Care is required because the EBM methodology and rationale reinforces the maximalist mindset
It is natural and makes sense to want to improve medical practice. And it seems to make perfect sense to want to intensify the application of the scientific method and EBM methodology to the problem of misdiagnosis. However, isn’t the sheer rationality of this quite scary, quite inhuman, as if beyond care?
This positivist EBM methodology has the same rationale that has led us from Halstead’s mastectomies, to national breast cancer screening programmes to Oncotype DX. And it is this EBM methodology and rationale that produces more interventions for the market. This reinforces the maximalist mindset that functions for capitalism to increase the economic productivity of life itself. But what is the aim of this EBM rationale today? Is EBM derived innovation aimed at reducing levels of iatrogenic harms already in existence, a damage limitation exercise, or to provide care that is harmless, or to make us live longer?

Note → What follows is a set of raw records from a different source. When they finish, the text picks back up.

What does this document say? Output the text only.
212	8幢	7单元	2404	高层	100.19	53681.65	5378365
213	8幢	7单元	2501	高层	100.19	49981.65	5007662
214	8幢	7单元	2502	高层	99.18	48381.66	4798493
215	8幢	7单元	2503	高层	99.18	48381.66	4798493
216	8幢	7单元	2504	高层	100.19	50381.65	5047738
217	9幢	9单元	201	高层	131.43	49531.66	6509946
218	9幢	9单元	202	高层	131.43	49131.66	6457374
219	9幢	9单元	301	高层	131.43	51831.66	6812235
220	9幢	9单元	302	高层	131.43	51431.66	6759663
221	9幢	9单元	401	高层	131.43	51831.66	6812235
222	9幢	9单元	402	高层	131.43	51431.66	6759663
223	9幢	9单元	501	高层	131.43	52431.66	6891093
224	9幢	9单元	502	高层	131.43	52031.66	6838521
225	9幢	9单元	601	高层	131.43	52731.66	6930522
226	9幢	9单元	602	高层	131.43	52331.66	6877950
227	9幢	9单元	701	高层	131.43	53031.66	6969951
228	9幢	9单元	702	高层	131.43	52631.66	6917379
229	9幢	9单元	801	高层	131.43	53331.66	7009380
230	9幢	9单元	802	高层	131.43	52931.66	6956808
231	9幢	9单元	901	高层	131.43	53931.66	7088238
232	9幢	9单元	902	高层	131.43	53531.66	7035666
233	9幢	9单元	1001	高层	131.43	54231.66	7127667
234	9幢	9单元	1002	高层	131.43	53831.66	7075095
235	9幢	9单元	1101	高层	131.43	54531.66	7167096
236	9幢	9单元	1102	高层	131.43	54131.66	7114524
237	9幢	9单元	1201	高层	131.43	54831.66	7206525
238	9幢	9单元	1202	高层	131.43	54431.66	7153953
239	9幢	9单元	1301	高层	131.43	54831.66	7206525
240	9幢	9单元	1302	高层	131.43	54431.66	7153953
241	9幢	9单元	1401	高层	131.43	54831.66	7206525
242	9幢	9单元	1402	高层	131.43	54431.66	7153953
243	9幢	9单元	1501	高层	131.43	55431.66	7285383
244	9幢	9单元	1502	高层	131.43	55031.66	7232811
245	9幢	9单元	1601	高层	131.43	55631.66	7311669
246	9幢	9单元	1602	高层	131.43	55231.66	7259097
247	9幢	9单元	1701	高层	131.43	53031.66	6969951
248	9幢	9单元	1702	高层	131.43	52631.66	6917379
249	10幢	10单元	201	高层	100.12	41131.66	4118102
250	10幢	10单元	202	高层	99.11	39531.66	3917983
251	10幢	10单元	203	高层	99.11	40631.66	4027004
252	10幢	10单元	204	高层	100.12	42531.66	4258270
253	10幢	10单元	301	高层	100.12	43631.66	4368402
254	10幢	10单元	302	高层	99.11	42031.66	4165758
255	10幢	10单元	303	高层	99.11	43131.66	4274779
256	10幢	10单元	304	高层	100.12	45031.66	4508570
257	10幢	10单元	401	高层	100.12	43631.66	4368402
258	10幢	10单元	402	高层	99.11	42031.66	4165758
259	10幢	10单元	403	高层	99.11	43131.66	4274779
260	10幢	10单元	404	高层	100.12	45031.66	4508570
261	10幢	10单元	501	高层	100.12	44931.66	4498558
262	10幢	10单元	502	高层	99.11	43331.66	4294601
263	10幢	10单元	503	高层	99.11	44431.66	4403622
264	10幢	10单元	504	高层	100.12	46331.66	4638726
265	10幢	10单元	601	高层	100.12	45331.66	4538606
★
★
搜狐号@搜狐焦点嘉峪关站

Remember that the policies of national screening, early referral, and predictive diagnostic interventions are aimed at prolonging, or to use the rhetoric, saving, life. They are the biggest cause of misdiagnosis and harm and, like austerity, are a matter of politicised choice. This preventive medicine is imposed upon the well. This kind of care goes beyond care. It is not the imperative, must do, kind of care for the present day suffering of the already unwell.
There are ways to use EBM to reduce iatrogenic harm and improve care.
Firstly, would be to actively identify and disinvest in flawed EBM practices, and not only, but especially, the least cost-effective.(Culyer et al, 2007) Flawed EBM practices would be those that fail to reach a much higher imposed burden of proof of benefit than currently exists. No longer imposed on the basis of possibilities, as with e.g. the UK NHS breast cancer screening programme (Baum, 2013), but instead ‘not commissioned til proven beneficial beyond reasonable doubt’.
This would, secondly, increase the options available to re-invest in re-commissioning care that works (e.g. mental health services for the young, palliative care etc) and for practitioners to communicate with people.
Thirdly, the pressure to do this will be helped by insisting the teaching of EBM always includes a real world module on ideology and biopolitical theory. This would be Real Education for Real EBM, teaching the student practitioners about the way ‘the social’ interacts with real EBM’s most crucial object, namely, the diagnosis, and how capitalist ideology creates the maximalist mindset (Horton, 2017).
Baum, M. (2013) The Marmot report: accepting the poisoned chalice. British Journal of Cancer (2013) 00, 1-2, 00: 1-2.
Culyer, A., McCabe, C., Briggs, A., Claxton, K., Buxton, M., & Akehurst, R. (2007) Searching for a threshold, not setting one: The role of the National Institute for Health and Clinical Excellence. Journal of Health Services Research and Policy, 12(1): 3.
Horton, R. (2017) Offline: The Donald Trump Promise. The Lancet, 389(10087): 2360.